Gute soziale Beziehungen am Arbeitsplatz entstehen und bestehen jedoch nicht von selbst, sondern bedürfen der Aufmerksamkeit und Pflege, d. h. der Investition von Zeit bspw. in Form von Gesprächen, gegenseitiger Unterstützung, emotionaler Anteilnahme oder Hilfestellungen. Gerade bei hohem Zeit- und Leistungsdruck ist diese Zeit jedoch oftmals nicht vorhanden, so dass die sozialen Beziehungen leiden und sich einzelne oder mehrere Aspekte verschlechtern [15]. Solch eine Beeinträchtigung der sozialen Beziehungen als Folge von Zeit- und Leistungsdruck wurde auch in den Interviews von vielen Beschäftigten geschildert. Verlustspiralen aus einer Verschlechterung der sozialen Beziehungen und immer schwerer zu bewältigendem Zeit- und Leistungsdruck sind im Sinne der Gesundheit der Beschäftigten unbedingt zu vermeiden [14, 15]. Dem Wegbrechen guter sozialer Beziehungen sollte bei hohem Zeit- und Leistungsdruck aktiv entgegengewirkt werden. Dies kann im Rahmen der Arbeitsgestaltung, insbesondere im Kontext des Arbeitsschutzes bei der Durchführung einer ganzheitlichen Gefährdungsbeurteilung psychischer Belastung, gelingen, bei der auch das Zusammenspiel zwischen unterschiedlichen Arbeitsmerkmalen – wie Zeit- und Leistungsdruck und sozialen Beziehungen – berücksichtigt wird [1, 4, 24]. Flankierende Maßnahmen zum Erhalt eines guten Teamklimas, der Zusammenarbeit und des Zusammenhalts zwischen den Beschäftigten, beispielsweise aus dem Bereich der Teamentwicklung oder des betrieblichen Gesundheitsmanagements, sind ebenfalls wichtig [19].

Fazit für die Praxis

  • Gute soziale Beziehungen am Arbeitsplatz sind eine wichtige Ressource bei Arbeit unter Zeit- und Leistungsdruck. Sie erleichtern den Beschäftigten den Umgang mit Zeit- und Leistungsdruck und können mögliche negative Folgen abpuffern.

  • Die Wahrnehmung guter sozialer Beziehungen als „Stand-by-Ressource“, die jederzeit abgerufen werden kann, stellt neben tatsächlich erhaltener Unterstützung eine große Entlastung bei Arbeit unter Zeit- und Leistungsdruck dar.

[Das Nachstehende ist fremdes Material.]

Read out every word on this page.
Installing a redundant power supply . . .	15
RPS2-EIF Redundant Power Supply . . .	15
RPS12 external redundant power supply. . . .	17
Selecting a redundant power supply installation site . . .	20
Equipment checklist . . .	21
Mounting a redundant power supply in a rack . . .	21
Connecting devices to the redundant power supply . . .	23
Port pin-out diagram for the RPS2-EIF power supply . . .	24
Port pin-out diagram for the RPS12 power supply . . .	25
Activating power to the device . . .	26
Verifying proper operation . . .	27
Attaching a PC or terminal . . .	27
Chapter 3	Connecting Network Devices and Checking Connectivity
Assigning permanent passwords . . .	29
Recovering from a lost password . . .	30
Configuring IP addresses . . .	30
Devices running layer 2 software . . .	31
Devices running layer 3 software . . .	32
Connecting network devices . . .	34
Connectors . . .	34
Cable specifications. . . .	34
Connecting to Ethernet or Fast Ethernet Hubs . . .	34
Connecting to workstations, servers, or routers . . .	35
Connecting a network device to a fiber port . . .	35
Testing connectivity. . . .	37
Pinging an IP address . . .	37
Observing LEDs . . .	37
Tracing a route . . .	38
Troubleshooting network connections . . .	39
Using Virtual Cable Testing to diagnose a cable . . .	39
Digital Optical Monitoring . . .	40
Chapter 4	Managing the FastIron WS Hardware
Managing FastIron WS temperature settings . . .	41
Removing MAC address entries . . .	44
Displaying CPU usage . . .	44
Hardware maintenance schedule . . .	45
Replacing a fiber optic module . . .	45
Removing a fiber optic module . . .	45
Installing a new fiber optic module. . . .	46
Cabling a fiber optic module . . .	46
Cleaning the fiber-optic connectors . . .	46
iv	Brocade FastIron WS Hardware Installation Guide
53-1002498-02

  • Gerade in Phasen mit hohem Zeit- und Leistungsdruck sind gute soziale Beziehungen jedoch nicht selbstverständlich, sondern sollten gezielt unterstützt werden, bspw. durch Teamsitzungen oder Teammaßnahmen, in denen nicht nur arbeitsbezogene Themen Raum bekommen.

  • Die Pflege guter sozialer Beziehungen bspw. in Form von „Flurgesprächen“, gemeinsamen Pausen, spontanem informellen Austausch, aber auch regelmäßigen Teamsitzungen oder geplantem arbeitsbezogenem Austausch bspw. zu Projekten oder Klientinnen und Klienten/Patientinnen und Patienten/Kundinnen und Kunden, sollte gerade bei Arbeit unter Zeit- und Leistungsdruck wertgeschätzt, in ihrer Relevanz anerkannt und nicht als „Zeitfresser“ betrachtet werden.